Integration: Root of (1 - root x)/(1 + root x) (Misc. Exercise Q19)

This lesson works through Question 19 of the Chapter 7 (Integration) miscellaneous exercise: evaluating $\displaystyle \int \sqrt{\dfrac{1-\sqrt{x}}{1+\sqrt{x}}}\,dx$. The key idea is a trigonometric substitution that clears the nested square roots.

The substitution

Let $\sqrt{x} = \cos t$, so that $t = \cos^{-1}\sqrt{x}$.

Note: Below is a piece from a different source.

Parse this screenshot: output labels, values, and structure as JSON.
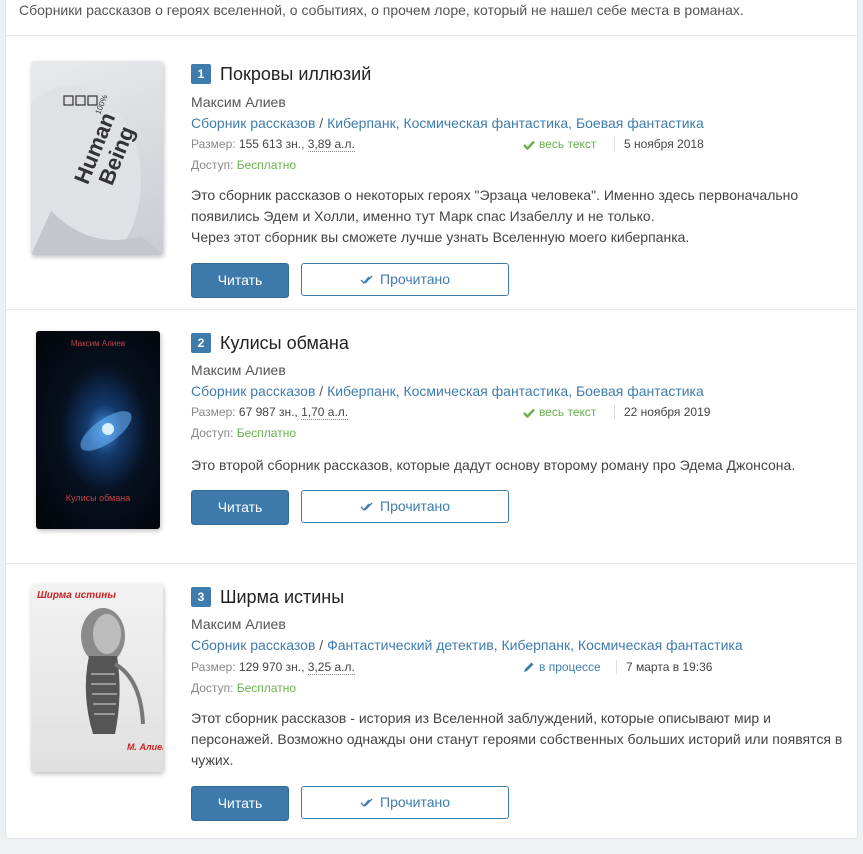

Squaring gives $x = \cos^2 t$. Differentiating,

$dx = -2\cos t\,\sin t\,dt.$

Substituting $\sqrt{x} = \cos t$ into the integrand,

$I = \int \sqrt{\frac{1-\cos t}{1+\cos t}}\,(-2\cos t\,\sin t)\,dt.$

Simplifying with half-angle identities

Use $1-\cos t = 2\sin^2\tfrac{t}{2}$ and $1+\cos t = 2\cos^2\tfrac{t}{2}$, so the root becomes

$\sqrt{\frac{1-\cos t}{1+\cos t}} = \sqrt{\frac{2\sin^2\tfrac{t}{2}}{2\cos^2\tfrac{t}{2}}} = \frac{\sin\tfrac{t}{2}}{\cos\tfrac{t}{2}}.$

Also write $\sin t = 2\sin\tfrac{t}{2}\cos\tfrac{t}{2}$. Then

$I = -2\int \frac{\sin\tfrac{t}{2}}{\cos\tfrac{t}{2}}\,\big(2\sin\tfrac{t}{2}\cos\tfrac{t}{2}\big)\cos t\,dt = -4\int \sin^2\tfrac{t}{2}\,\cos t\,dt.$

Reducing to cosine and cosine squared

Replace $\sin^2\tfrac{t}{2} = \dfrac{1-\cos t}{2}$:

$I = -4\int \frac{1-\cos t}{2}\,\cos t\,dt = -2\int (1-\cos t)\cos t\,dt = -2\int \big(\cos t - \cos^2 t\big)\,dt.$

Integrating cosine squared

The term $\cos^2 t$ is rewritten with the double-angle identity

$\cos^2 t = \frac{1+\cos 2t}{2}.$

Integrating term by term,

$\int \cos t\,dt = \sin t, \qquad \int \cos^2 t\,dt = \frac{t}{2} + \frac{\sin 2t}{4}.$

So

$I = -2\left[\sin t - \frac{t}{2} - \frac{\sin 2t}{4}\right] = -2\sin t + t + \frac{\sin 2t}{2}.$

Substituting back to x

Recall $t = \cos^{-1}\sqrt{x}$. Then

$\sin t = \sin\!\big(\cos^{-1}\sqrt{x}\big) = \sqrt{1-x}, \qquad \cos t = \sqrt{x},$

and $\sin 2t = 2\sin t\cos t = 2\sqrt{1-x}\,\sqrt{x}$. Putting these in,

$I = -2\sqrt{1-x} + \cos^{-1}\sqrt{x} + \sqrt{x}\,\sqrt{1-x} + C.$

Key takeaways

• The substitution $\sqrt{x} = \cos t$ clears the nested square roots and turns the integrand into trig functions.
• Half-angle identities collapse $\sqrt{\tfrac{1-\cos t}{1+\cos t}}$ to $\tan\tfrac{t}{2}$, and the double-angle identity handles $\cos^2 t$.
• The final answer is $\displaystyle -2\sqrt{1-x} + \cos^{-1}\sqrt{x} + \sqrt{x}\,\sqrt{1-x} + C$.